A file photo of monk Lobsang Tsultrim. (Photo/Kirti monastery)
DHARAMSHALA, March 16: Exactly a year after monk Phuntsog set himself on fire demanding the return of the Dalai Lama from exile and freedom in Tibet, another Tibetan has set himself on fire today.
Lobsang Tsultrim, a 20-year-old monk from the besieged Kirti monastery in the Ngaba region of eastern Tibet set his body on fire at around 5 pm local time.
According to the exile base of Kirti monastery in Dharamshala, Lobsang Tsultrim set himself ablaze on the main street in the upper region of Ngaba town.
“Lobsang Tsultrim was enveloped in flames and raising slogans as he started marching up the main road,” the release said. “Upon seeing Chinese security personnel rushing towards him, Lobsang Tsultrim turned back but another security personnel present there struck him and he fell on the ground.”
The fire was extinguished and Lobsang Tsultrim was thrown into a police vehicle.
“Even as Chinese security personnel had pinned him on the floor of the moving vehicle, Lobsang Tsultrim was seen raising his fist in the air and raising slogans,” the release said quoting eyewitnesses.
Born to Yeshi and Tsedron, Lobsang Tsultrim is the eldest of four siblings.
He was enrolled into the monastic order at the age of eight and throughout his schooling years, he was amongst the brightest students in the monastery.

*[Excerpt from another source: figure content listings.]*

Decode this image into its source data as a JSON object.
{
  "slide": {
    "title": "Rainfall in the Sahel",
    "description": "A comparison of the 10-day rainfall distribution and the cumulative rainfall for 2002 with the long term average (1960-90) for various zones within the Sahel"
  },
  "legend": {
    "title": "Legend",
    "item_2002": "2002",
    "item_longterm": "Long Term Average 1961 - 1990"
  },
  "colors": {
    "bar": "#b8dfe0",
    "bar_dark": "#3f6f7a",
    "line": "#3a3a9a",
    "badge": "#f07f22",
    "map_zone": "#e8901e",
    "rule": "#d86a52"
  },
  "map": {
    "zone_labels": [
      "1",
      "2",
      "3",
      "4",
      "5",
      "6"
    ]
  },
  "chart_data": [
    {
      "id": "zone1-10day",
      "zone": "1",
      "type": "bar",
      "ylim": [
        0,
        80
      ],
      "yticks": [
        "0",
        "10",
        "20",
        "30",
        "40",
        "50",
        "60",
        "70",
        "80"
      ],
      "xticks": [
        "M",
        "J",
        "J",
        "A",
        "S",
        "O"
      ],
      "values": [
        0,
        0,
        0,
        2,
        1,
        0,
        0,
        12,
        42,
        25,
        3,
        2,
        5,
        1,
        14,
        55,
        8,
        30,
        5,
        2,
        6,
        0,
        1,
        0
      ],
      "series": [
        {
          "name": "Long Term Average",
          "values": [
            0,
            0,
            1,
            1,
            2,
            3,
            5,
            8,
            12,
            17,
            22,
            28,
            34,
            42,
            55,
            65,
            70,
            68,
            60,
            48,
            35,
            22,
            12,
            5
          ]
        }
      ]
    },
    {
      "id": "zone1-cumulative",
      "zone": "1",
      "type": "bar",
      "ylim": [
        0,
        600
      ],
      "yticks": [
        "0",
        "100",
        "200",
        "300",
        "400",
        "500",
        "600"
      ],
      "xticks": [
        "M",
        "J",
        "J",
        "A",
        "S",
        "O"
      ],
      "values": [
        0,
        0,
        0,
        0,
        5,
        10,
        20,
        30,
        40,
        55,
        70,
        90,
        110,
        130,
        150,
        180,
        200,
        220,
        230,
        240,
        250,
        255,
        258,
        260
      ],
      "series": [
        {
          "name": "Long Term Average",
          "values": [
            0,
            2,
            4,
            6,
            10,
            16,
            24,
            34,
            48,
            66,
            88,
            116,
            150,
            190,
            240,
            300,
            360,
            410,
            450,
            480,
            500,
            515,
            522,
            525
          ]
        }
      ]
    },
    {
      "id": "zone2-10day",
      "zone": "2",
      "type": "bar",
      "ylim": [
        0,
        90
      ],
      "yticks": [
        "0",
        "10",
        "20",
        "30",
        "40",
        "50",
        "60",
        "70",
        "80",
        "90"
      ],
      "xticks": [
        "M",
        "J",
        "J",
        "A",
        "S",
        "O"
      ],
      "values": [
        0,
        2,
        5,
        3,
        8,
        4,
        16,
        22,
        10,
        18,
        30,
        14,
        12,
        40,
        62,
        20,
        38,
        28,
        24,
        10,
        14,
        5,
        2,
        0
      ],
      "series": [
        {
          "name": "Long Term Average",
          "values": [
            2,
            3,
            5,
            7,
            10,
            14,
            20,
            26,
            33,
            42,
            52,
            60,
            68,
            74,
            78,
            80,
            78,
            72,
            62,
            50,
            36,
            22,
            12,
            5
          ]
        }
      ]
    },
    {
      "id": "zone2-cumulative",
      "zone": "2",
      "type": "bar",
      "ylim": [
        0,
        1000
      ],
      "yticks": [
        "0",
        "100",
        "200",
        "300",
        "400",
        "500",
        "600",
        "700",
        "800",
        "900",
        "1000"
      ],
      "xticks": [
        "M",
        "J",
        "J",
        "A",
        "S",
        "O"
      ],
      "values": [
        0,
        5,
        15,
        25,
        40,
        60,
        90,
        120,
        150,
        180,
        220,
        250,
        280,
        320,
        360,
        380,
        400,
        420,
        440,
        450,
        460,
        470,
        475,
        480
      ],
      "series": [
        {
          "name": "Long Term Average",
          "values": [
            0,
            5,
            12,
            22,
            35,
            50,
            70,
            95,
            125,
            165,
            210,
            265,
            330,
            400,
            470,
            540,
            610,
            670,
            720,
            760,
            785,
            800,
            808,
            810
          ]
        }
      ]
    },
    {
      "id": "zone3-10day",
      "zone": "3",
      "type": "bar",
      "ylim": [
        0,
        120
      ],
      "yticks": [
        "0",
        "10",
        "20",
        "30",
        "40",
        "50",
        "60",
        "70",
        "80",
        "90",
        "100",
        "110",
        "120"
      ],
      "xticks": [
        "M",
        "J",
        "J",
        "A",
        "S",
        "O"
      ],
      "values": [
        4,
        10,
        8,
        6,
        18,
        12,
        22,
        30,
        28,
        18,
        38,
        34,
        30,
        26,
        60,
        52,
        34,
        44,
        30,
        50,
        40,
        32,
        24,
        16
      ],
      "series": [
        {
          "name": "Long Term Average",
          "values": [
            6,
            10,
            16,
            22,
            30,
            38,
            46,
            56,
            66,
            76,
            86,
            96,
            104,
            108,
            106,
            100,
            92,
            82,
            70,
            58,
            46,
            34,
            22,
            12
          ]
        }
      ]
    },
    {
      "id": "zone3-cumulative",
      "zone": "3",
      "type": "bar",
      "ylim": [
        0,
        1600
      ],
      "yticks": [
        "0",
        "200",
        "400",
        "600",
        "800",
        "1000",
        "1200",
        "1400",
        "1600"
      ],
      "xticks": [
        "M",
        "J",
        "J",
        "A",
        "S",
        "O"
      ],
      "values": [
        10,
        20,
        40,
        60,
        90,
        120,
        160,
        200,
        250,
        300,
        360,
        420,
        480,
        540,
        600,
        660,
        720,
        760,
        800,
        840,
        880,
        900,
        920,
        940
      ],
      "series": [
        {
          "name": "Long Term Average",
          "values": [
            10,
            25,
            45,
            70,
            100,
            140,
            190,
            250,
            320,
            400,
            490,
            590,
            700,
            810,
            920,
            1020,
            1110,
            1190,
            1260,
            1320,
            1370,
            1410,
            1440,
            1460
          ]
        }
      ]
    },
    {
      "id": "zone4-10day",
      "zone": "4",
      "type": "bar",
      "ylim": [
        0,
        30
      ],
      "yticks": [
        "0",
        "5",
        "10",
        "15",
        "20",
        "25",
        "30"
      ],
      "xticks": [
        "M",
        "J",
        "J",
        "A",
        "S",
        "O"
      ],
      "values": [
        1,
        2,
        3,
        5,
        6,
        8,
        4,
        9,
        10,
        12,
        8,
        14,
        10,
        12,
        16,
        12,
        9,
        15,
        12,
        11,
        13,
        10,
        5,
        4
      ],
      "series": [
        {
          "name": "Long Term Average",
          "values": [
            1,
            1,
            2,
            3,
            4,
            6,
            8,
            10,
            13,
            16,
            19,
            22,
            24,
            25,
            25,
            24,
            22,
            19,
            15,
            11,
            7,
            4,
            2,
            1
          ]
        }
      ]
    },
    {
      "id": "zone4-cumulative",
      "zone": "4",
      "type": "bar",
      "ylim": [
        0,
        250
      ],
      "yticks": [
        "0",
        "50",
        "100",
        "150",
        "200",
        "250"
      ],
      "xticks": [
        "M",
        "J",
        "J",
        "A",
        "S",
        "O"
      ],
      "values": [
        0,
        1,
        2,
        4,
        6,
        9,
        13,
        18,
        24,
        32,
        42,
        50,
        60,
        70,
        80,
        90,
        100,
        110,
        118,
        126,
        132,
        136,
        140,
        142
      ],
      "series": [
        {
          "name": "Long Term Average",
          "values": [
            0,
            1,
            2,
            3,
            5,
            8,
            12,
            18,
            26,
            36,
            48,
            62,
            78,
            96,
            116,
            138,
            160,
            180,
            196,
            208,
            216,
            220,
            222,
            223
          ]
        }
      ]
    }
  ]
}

Lobsang Tsultrim has been described by his peers as “well-behaved and friendly.”
Since Phuntsog’s self-immolation protest, 28 Tibetans have torched their bodies in the past one year alone, protesting China’s continued occupation of Tibet.
In anticipation of protests on the one-year anniversary of monk Phuntsog’s self-immolation, Chinese security personnel were on high alert since morning, the release said.
In the past few months, several foreign journalists attempting to enter the Ngaba region including reporters from the BBC and CNN have been detained, thrown out, and threatened of visa revocations.
However, journalists who have been able to slip through the tight security cordon have described the town, which has been at the centre of the fiery protests, as a “conflict zone” under “stifling lockdown.”
An Associated Press journalist reported that soldiers with helmets, rifles, sticks, and shields marching in rows were not only patrolling the streets, but also “policing the minds” of the community.
"The locals are definitely feeling very heavy-hearted, very frustrated, all day. The soldiers are everywhere," the report quoted a teacher as saying. "At every moment, people wonder what will happen to the person next to them, what the soldiers will do to them."
One of the first to gain access to the region, a Guardian reporter, revealed that Chinese paramilitaries were trying to “snuff out Tibetan resistance to Beijing's rule with spiked batons, semi-automatic weapons and fire extinguishers.”
"Essentially you've got a town that's on edge - a town that's divided between the potential immolators and those standing by to extinguish," the Guardian reported.
Many countries have expressed serious concerns over the ongoing crisis inside Tibet and urged China to address the grievances of the Tibetan people.
The Tibetan exile parliament, which is currently in session, held extensive discussions on the spate of self-immolations and mass protests inside Tibet and passed a unanimous resolution urging the Chinese leadership to immediately end its repressive policies in Tibet and allow an international fact-finding delegation to visit Tibetan areas.